Le pressioni esercitate da altri governi i cui cittadini sono stati vittime della tratta hanno portato ad azioni tardive. Nel caso dell’operazione di cyber-truffa filippina, sono state le suppliche dell’ambasciatore indonesiano a portare all’azione, come è accaduto per altre operazioni di salvataggio. Le organizzazioni non governative che si occupano di smascherare le operazioni di cyber-truffa hanno incrementato la loro attività e salvato i partecipanti non consenzienti. È in parte grazie al loro lavoro che sono venute alla luce le dimensioni di questa industria perniciosa. Le stime sul numero di vittime del traffico sono generalmente dell’ordine delle decine di migliaia. L’Humanity Research Consultancy ha calcolato una cifra di circa 25.000 persone, anche se altri sostengono che il numero potrebbe raggiungere le 100.000 unità.
Un nuovo approccio
I leader dell’ASEAN si sono resi conto che la regione sta diventando un centro di truffe informatiche che colpiscono persone in tutto il mondo, compreso un numero crescente di cittadini dei loro Paesi. Ecco le motivazioni per cui si è arrivati all’accordo su un approccio regionale per affrontare il duplice problema della tratta di esseri umani e della criminalità informatica. Le forze dell’ordine internazionali hanno sostenuto questa strategia coordinata, ma ci sono notevoli problemi di attuazione.
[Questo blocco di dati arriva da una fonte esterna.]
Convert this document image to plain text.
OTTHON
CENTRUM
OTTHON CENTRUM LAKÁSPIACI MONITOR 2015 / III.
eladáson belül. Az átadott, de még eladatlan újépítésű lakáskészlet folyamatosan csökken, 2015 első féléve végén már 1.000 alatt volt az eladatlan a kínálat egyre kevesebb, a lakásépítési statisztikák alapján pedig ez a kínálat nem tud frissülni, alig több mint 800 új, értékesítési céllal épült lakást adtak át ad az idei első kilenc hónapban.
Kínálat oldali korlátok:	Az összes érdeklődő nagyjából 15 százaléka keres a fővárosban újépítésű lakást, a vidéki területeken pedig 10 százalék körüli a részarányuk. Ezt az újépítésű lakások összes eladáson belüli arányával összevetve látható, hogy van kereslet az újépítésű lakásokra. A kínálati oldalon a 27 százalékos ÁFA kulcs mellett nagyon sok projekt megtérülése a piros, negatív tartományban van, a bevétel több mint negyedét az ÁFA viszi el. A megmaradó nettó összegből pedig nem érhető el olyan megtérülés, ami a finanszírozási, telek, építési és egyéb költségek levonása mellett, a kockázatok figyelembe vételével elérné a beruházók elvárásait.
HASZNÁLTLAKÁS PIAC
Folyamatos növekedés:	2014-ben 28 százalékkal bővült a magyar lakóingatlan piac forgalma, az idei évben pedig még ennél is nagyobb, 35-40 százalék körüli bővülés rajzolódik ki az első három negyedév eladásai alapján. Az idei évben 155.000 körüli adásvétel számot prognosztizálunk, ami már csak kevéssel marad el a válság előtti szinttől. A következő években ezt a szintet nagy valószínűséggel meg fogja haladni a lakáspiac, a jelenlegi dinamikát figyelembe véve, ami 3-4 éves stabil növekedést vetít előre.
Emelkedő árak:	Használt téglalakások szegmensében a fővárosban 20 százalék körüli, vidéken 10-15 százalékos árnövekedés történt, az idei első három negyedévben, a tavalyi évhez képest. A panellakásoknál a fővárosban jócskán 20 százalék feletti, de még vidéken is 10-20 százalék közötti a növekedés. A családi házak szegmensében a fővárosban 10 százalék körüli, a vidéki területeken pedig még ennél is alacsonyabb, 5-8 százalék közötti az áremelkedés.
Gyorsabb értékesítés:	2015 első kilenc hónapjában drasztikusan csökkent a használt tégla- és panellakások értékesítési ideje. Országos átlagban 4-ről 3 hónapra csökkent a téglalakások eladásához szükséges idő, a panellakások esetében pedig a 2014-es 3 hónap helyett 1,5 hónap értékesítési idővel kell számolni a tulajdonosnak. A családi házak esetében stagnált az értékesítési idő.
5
La cooperazione tra le forze dell’ordine degli Stati membri dell’ASEAN si è rivelata, fino a questo momento, elusiva ed è ostacolata dalla mancanza di una legislazione, di protocolli e di accordi di estradizione standardizzati. Tuttavia, la dichiarazione dei leader dell’ASEAN sottolinea la gravità della criminalità informatica nella regione e il fatto che sia diventata un’industria da miliardi di dollari che crea scompiglio nelle vittime, sia in quelle che compiono le truffe sia in quelle che subiscono perdite finanziarie. Inoltre, provoca danni alla reputazione di alcuni Paesi del Sud-Est asiatico e alla loro percezione di idoneità agli investimenti legittimi.